قالب وردپرس درنا توس
Home / Technology / Move over AlphaGo: AlphaZero learned to play three different games

Move over AlphaGo: AlphaZero learned to play three different games



  From a random game and only knowing the rules of the game, AlphaZero plays a world championship in the games Go, Chess and Shogi (Japanese Chess).
Enlarge / From random games and only to know the rules of the game, AlphaZero defeated a world championship program in the games Go, Chess and Shogi (Japanese Chess).

DeepMind Technologies, Ltd.

Google's DeepMind group brought you to the championship -playing AI's AlphaGo and AlphaGoZero-back with a new, improved and more general version. Double AlphaZero, this program taught three different board games (chess, Go and Shogi, a Japanese form of chess ) in just three days without human intervention. 19659005] A paper describing the performance was just published in Science . "From a completely random game, AlphaZero begins to learn what good games look like and make their own reviews about the game," said Demis Hassabis, CEO and co-founder of DeepMind. "In that sense, it's free from the limitations in the way people think of the game . "

Chess has long been an ideal test opportunity for gaming machines and the development of AI. The first chess program was written in the Los Alamo National Laboratory in the 1950s, and in the late 1960s, Richard D. Greenblats was Mac Hack IV program the first to play in a human chess tournament – and win against a person in tournament play. Many other computer chess programs followed every bit better than the last, to IBM's Deep Blue computer defeated chess master Garry Kasparov in May 1997. [19659005] As Kasparov points out in an accompanying editor in Science, these days your average smartphone chess is playing the app far more powerful than Deep Blue. So AI researchers showed up in recent years to create programs that can master the game Go, a hugely popular board game in East Asia dating over 2500 years. It's a surprisingly complicated game, much more difficult than chess, despite just involving two players with a simple set of basic rules. This makes it an ideal test opportunity for AI.

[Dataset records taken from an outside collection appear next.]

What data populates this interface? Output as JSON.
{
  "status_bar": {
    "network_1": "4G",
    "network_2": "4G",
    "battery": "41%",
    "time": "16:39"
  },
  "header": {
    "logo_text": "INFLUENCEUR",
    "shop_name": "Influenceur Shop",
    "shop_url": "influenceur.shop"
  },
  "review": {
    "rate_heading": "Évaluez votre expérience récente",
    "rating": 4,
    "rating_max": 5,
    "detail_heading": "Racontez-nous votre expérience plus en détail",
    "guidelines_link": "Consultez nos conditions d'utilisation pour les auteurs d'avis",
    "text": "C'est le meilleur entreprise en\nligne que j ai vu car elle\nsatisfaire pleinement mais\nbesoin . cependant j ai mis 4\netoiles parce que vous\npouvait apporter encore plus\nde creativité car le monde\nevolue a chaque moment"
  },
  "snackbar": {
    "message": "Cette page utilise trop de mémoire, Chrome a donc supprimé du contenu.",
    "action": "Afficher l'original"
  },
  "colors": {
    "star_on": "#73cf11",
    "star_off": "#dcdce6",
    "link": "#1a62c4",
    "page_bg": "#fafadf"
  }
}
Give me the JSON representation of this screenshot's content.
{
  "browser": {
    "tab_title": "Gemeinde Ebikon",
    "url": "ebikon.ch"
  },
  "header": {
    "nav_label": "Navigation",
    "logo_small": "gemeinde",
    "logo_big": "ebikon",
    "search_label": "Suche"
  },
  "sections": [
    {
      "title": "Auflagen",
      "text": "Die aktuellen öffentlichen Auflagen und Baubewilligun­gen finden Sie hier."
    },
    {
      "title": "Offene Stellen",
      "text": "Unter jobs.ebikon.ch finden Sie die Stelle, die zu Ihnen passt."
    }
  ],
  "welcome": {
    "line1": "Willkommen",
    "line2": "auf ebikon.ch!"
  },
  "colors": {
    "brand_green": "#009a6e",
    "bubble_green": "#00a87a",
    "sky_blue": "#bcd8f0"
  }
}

  From a random game, only basic rules, AlphaZero won a world championship program in the games Go, Chess and Shogi. "Src =" https: // cdn .arstechnica.net / wp content / uploads / 2018/12 / alpha1-640x396.jpg "width =" 640 "height =" 396 "srcset =" https: //cdn.arstechnica .net / wp-content / uploads / 2018/12 / alpha1.jpg 2x
Enlarge / Starting from random games, only knowing the basic rules, AlphaZero turns a world championship into the games Go, Shack and Shogi.

DeepMind Technologies, Ltd.

AlphaZero is a direct descendant of DeepMind's AlphaGo, who made headlines worldwide in 2016 by defeating Lee Sodol, the ruling (human) world champion of Go. Not happy to rest on the laurels, AlphaGo received a major upgrade last year and was able to learn self-winning strategies without the need for human intervention. By playing herself again and again, AlphaGo Zero (AGZ) trained to play Go from scratch in just three days and defended the original AlphaGo 100 games to 0. The only bet it received was the basic rules for the game. [19659005] The secret ingredient: "Enhancing Learning", which plays for millions of games, allows the program to learn from experience. This works because AGZ is rewarded for the most useful measures (ie design of winning strategies). AI does this by considering the most likely next moves and calculating the probability of winning for each of them. AGZ can do this in 0.4 seconds using only one network. (The original AlphaGo used two separate neural networks: one particular next move, while the other calculated the probabilities.) AGZ only needed to play 4.9 million games to master Go, compared to 30 million games for its predecessor.

"Instead of treating human instructions and knowledge at immense speed, AlphaZero generates its own knowledge."

AGZ was designed specifically for playing Go. AlphaZero generalizes this enhanced learning method to three different games: Go, Chess and Shogi, a Japanese version of chess. According to an accompanying perspective written by Deep Blue team member Murray Campbell, this latest version combines deep reinforcement learning (many layers of neural networks) with a general Monte Carlo three search method.

"AlphaZero learned to play each of the three board games very fast by using a large amount of processing power, 5000 tensor processing units (TPUs), equivalent to a very large supercomputer," Campbell wrote.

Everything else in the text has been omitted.